Do I have to notify the court before I move?
Before you try to move, you are required to file a written notice with the court of your intention to move. You must also notify your children’s other parent that you plan to move. These notices must contain your new address and the date of your relocation. In most situations it is unwise to relocate prior to the court issuing an order granting your request. There are some distinctions if domestic violence is involved.
What factors does the court consider when deciding?
When deciding whether you can move, courts will look at things such as how far the move is, the reason for the move, how difficult it will be for the other parent to maintain a relationship and – above all – the best interest of the child.
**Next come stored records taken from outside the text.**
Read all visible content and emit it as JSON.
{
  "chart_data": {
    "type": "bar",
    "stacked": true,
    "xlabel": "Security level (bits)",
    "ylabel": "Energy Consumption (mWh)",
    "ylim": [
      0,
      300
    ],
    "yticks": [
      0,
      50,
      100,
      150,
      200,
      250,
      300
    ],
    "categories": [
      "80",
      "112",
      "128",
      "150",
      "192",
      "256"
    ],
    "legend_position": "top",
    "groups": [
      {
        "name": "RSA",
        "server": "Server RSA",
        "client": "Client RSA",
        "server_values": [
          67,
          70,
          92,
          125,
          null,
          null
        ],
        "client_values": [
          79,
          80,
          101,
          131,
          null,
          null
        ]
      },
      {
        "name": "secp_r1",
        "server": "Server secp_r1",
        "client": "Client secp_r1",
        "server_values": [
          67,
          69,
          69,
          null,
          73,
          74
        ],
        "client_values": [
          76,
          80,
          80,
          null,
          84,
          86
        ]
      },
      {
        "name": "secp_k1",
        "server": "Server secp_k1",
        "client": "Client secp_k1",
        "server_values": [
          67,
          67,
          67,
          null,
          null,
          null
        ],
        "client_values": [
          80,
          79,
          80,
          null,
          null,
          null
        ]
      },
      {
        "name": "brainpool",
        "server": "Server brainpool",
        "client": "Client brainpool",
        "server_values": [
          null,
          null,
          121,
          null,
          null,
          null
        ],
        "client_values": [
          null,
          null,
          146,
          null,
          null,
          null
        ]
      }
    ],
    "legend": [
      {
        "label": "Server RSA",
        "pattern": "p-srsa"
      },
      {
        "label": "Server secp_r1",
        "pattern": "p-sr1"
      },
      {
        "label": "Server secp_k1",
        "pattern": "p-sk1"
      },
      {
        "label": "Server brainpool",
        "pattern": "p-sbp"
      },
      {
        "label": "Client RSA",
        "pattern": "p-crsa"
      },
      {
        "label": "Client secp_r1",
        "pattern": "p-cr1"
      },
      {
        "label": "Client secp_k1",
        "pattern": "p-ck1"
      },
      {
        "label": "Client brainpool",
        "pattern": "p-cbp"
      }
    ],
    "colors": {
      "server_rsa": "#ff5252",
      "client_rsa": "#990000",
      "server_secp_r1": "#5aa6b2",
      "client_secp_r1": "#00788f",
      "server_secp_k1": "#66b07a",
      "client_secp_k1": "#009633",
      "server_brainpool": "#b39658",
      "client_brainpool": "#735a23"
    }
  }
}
Most often the relocation must benefit the child not the parent.
Can I lose custody of my children if I move?
Yes. If your move will affect your ex-spouse’s ability to see the children according to your court mandated time-sharing schedule, or if the court perceives your move as creating instability for the children, the court can modify custody or parenting time. After receipt of your Notice to Relocate your ex-spouse has twenty days to file a motion with the court to modify custody or the time-sharing schedule.
If they file such a motion within twenty days of being notified of your intention to move, then the judge will decide whether or not it is appropriate to modify custody.
What if my ex-spouse relocated with the kids without telling me?
If you discover your ex-spouse relocated with the children without informing you or the court, you should consult an attorney immediately. The court should be notified. Kentucky family courts do not take kindly to what they perceive as efforts by one parent to take a child away from the other parent.
In addition, there are statutes such as the Uniform Child Custody Jurisdiction and Enforcement Act which will allow the court to modify your child custody even if your ex-spouse took the child to a different state.
Relocation with children after a divorce can be a very complex process. If you follow Kentucky law closely, and don’t violate any court orders, you will hopefully be able to relocate without any trouble.